To demystify the above, the right and only question to ask is "How accurate is the data?" That demands full transparency and disclosure on measurement upfront. Using our example, if there’s an 80% correlation between people who search flights and those who eventually book them, that gives marketers a tangible framework to work against. It also lets them bake in data cost and correlate performance uplift. There is no need for multi-variance testing or simple A/B bake-offs. Data simply works by design.

But there’s a caveat: it’s hard to find data players who share statistics upfront, not to mention vouch for and guarantee it.

Bake accuracy into your upfront benchmarks.

Marketers should turn the measurement framework upside down. They should input accuracy benchmarks as a probability or on-target percentage, and they should do it before the campaign goes live, instead of in a postmortem analyses.

To mandate accuracy, you need to transform the thinking around an audience construct. That requires the upfront work of getting the facts right. It's looking at how many people out of the entire universe of consumers who intend to travel next week. Is it 2% of the population or 20%? Setting this benchmark is paramount. It defines reach and sets the target to measure the effectiveness of data.

While there are third-party frameworks and methodologies to measure the accuracy of demographic attributes (like age, gender and household income), behavioural data is both difficult and very expensive to measure and guarantee in real-time.

There are no major players doing it at scale, which makes marketers think twice about the feasibility of accurate measurement as a whole. Ideally, you want to have equitable answers for questions like, “Are you still in the market for this product?’ and ‘Do you intend to travel abroad next week?” Validating these questions requires an “always on” assessment to build audience segments and cull stale data.

Technical limitations of real-time interoperability with some activation channels will impact reach, frequency and accuracy of “expired” users. As result, there will be media budget waste and inconsistent targeting. Ouch!

A new framework for accurate measurement.

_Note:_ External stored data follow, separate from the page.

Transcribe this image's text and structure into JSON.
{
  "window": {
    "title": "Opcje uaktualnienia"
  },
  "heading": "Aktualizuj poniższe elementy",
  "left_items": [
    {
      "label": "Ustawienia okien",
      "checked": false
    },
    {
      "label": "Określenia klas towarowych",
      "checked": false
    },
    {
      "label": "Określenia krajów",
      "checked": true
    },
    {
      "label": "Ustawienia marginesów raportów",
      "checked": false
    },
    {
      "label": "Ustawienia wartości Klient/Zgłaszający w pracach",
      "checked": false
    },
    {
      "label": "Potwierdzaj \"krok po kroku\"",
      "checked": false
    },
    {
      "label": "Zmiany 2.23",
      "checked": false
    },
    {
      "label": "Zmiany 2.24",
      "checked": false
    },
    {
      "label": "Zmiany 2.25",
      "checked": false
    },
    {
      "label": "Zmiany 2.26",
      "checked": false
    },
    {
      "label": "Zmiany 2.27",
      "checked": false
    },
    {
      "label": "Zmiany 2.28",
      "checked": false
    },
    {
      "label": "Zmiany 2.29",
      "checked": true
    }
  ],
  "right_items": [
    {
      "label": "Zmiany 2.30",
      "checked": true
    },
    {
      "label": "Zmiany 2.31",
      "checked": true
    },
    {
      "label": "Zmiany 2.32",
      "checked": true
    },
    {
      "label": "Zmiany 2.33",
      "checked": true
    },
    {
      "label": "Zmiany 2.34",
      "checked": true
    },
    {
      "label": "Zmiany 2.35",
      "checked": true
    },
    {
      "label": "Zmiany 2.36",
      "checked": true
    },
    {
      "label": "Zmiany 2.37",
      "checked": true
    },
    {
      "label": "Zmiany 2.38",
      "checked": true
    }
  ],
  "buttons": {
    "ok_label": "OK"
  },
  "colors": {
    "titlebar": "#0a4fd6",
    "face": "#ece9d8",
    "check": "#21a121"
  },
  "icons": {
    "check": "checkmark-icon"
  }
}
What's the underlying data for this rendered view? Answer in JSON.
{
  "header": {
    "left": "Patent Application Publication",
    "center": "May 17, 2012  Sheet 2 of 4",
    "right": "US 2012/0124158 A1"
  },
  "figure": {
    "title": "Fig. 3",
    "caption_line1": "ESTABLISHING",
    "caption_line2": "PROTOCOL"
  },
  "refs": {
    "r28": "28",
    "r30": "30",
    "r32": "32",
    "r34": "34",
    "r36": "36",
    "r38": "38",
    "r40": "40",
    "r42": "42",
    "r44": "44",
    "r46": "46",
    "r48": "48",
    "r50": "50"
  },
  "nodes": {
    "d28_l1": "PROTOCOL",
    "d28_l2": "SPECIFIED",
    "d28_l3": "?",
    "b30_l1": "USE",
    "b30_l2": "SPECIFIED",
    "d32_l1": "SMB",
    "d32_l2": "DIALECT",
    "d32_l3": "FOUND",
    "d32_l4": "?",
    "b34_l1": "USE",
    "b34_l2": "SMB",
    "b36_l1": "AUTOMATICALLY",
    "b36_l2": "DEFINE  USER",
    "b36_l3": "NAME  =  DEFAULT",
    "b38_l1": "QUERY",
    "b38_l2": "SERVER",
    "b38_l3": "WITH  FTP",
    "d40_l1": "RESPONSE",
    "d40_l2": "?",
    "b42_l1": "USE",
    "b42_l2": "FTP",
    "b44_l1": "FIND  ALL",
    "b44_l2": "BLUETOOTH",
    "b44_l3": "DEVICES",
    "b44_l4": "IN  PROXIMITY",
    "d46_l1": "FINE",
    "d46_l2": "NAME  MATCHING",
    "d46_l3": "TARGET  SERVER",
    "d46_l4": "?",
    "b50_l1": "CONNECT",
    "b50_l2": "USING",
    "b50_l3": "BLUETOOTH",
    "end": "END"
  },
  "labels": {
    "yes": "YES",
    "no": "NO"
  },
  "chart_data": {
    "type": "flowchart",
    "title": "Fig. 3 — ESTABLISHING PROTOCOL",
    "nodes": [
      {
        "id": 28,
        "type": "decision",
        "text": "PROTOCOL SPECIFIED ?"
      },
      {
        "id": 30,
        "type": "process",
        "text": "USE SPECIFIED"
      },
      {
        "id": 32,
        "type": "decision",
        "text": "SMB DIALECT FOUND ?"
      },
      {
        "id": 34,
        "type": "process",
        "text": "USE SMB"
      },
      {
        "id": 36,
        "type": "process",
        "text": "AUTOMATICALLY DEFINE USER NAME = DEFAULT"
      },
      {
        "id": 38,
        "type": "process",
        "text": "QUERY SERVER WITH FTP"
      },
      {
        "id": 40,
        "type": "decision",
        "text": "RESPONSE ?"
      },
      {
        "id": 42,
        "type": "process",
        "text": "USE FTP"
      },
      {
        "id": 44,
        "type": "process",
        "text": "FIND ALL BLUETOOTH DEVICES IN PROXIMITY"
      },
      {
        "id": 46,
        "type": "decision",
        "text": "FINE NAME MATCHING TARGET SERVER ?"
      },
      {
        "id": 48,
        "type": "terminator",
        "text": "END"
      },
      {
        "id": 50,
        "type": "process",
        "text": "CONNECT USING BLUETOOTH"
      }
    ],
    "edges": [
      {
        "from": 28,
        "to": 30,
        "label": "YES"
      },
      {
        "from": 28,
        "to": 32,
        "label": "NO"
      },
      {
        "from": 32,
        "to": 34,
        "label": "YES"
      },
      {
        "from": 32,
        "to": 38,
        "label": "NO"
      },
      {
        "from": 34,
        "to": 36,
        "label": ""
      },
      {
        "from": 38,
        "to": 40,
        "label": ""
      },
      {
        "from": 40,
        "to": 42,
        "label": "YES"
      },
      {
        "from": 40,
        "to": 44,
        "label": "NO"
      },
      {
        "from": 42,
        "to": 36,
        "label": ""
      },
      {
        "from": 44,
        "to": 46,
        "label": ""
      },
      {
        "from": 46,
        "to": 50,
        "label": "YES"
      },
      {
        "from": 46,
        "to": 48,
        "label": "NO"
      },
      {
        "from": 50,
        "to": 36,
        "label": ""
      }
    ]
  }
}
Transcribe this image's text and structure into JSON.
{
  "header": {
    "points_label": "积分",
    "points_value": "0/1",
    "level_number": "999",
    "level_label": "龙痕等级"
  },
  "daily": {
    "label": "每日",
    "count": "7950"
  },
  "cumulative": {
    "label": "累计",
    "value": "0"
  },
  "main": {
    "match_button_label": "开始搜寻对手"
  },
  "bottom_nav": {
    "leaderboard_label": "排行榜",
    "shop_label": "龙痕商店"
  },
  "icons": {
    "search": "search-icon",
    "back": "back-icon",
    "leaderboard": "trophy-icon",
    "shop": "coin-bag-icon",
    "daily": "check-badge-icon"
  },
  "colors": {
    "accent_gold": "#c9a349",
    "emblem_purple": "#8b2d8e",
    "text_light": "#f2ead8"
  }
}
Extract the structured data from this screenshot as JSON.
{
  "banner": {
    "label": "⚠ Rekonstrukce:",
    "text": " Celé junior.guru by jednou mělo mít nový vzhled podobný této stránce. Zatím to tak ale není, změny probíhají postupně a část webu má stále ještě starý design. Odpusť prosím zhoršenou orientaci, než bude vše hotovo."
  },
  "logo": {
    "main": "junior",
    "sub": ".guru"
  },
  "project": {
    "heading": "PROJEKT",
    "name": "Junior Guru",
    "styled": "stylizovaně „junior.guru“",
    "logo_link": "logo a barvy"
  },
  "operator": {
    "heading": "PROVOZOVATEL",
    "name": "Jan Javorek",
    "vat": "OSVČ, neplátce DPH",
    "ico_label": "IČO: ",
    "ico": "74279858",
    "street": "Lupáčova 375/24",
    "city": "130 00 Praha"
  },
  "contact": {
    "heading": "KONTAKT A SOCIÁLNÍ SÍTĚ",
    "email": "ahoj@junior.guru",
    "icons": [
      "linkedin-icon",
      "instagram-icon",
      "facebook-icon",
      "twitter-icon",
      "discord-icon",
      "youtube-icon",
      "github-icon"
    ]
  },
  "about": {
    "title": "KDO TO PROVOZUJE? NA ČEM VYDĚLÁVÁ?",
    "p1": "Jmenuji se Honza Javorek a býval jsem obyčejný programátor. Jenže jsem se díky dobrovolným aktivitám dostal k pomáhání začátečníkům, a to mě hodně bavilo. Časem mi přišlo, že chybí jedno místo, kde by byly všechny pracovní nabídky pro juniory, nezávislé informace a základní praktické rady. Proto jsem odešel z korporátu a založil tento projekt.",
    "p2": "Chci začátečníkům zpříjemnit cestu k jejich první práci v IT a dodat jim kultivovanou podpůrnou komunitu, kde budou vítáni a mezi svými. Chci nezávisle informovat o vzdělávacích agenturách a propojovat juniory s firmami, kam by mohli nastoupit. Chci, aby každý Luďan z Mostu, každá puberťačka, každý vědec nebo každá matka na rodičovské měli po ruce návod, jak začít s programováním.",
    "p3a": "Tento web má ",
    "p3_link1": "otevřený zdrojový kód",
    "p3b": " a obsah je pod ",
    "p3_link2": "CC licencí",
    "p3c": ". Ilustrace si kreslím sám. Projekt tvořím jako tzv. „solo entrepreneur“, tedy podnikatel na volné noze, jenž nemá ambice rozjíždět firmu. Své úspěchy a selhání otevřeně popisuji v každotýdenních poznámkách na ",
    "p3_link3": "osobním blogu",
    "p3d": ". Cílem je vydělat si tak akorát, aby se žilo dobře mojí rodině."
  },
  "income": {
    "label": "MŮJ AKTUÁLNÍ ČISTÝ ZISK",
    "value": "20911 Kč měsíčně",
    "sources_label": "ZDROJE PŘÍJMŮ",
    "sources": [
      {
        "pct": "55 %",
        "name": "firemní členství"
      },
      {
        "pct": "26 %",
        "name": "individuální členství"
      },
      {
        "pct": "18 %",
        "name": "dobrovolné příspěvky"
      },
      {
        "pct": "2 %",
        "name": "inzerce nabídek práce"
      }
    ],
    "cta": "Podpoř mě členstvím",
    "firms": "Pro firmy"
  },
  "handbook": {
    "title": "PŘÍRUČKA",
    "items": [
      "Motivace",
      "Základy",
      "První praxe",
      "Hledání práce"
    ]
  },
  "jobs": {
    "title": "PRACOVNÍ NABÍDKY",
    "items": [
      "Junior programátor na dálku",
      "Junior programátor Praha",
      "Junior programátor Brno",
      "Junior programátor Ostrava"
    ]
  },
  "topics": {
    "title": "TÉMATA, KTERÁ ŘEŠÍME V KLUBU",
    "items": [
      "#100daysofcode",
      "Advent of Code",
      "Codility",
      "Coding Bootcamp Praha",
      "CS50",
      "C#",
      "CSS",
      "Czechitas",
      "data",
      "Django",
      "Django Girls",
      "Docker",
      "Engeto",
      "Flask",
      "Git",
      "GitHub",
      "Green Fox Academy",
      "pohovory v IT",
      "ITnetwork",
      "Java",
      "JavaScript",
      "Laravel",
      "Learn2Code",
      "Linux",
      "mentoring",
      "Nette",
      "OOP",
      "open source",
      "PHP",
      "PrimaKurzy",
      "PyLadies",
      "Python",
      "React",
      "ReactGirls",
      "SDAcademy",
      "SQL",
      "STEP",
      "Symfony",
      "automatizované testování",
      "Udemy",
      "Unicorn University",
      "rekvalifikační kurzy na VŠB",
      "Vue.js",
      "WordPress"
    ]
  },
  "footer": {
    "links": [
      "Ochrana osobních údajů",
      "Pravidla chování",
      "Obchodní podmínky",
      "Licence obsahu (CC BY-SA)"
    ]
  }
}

What’s the solution? The industry needs to redefine the framework for delivering data accuracy measurement.

For this to work it requires three components: a) qualified seed data; b) a scalable and dense training set; and c) data science with the validation component.

Let's look at each. Qualified seed is the most accurate, unambiguous and verified data set possible. Usually, highly paid survey companies obtain it by gathering about 10,000-15,000 online responses (sometimes also called a truth set). In the previous example that would be people who will travel next week.

The training set requires vastness and a dense data marketplace. Having 4 billion global IDs (cookies, TV, mobile device, IoT IDs etc) isn't enough if you have shallow data attributes. Depth at scale is paramount.

You need a robust set of variables plus a large amount of data to build strong data models.

Machine Learning, Artificial Intelligence, Lookalike (ML/AL/LAL) are all used to build bespoke data models with on-target benchmarks as an input. The most important part is validation of the expanded/scaled audience, which is typically done by the panel, first-party deterministic data, or a combination of both.

With the latter, we would pose the same question (“Are you travelling next week?”) to the larger group. With statistical significance (think number of responses versus the total number), you can derive an on-target percentage as an output. This yields better efficacy reduces waste and makes for a happy client.

As an industry, are we ready to shift and start transacting on accuracy as a new currency of 2019?

Dear Marketer,

It all starts with you.

Ask for upfront data accuracy measurement disclosures across the entire data supply chain. It is a data revolution. And it’s one that’s been a long time coming.

Evgeny Popov is vice president, data solutions, Lotame APAC.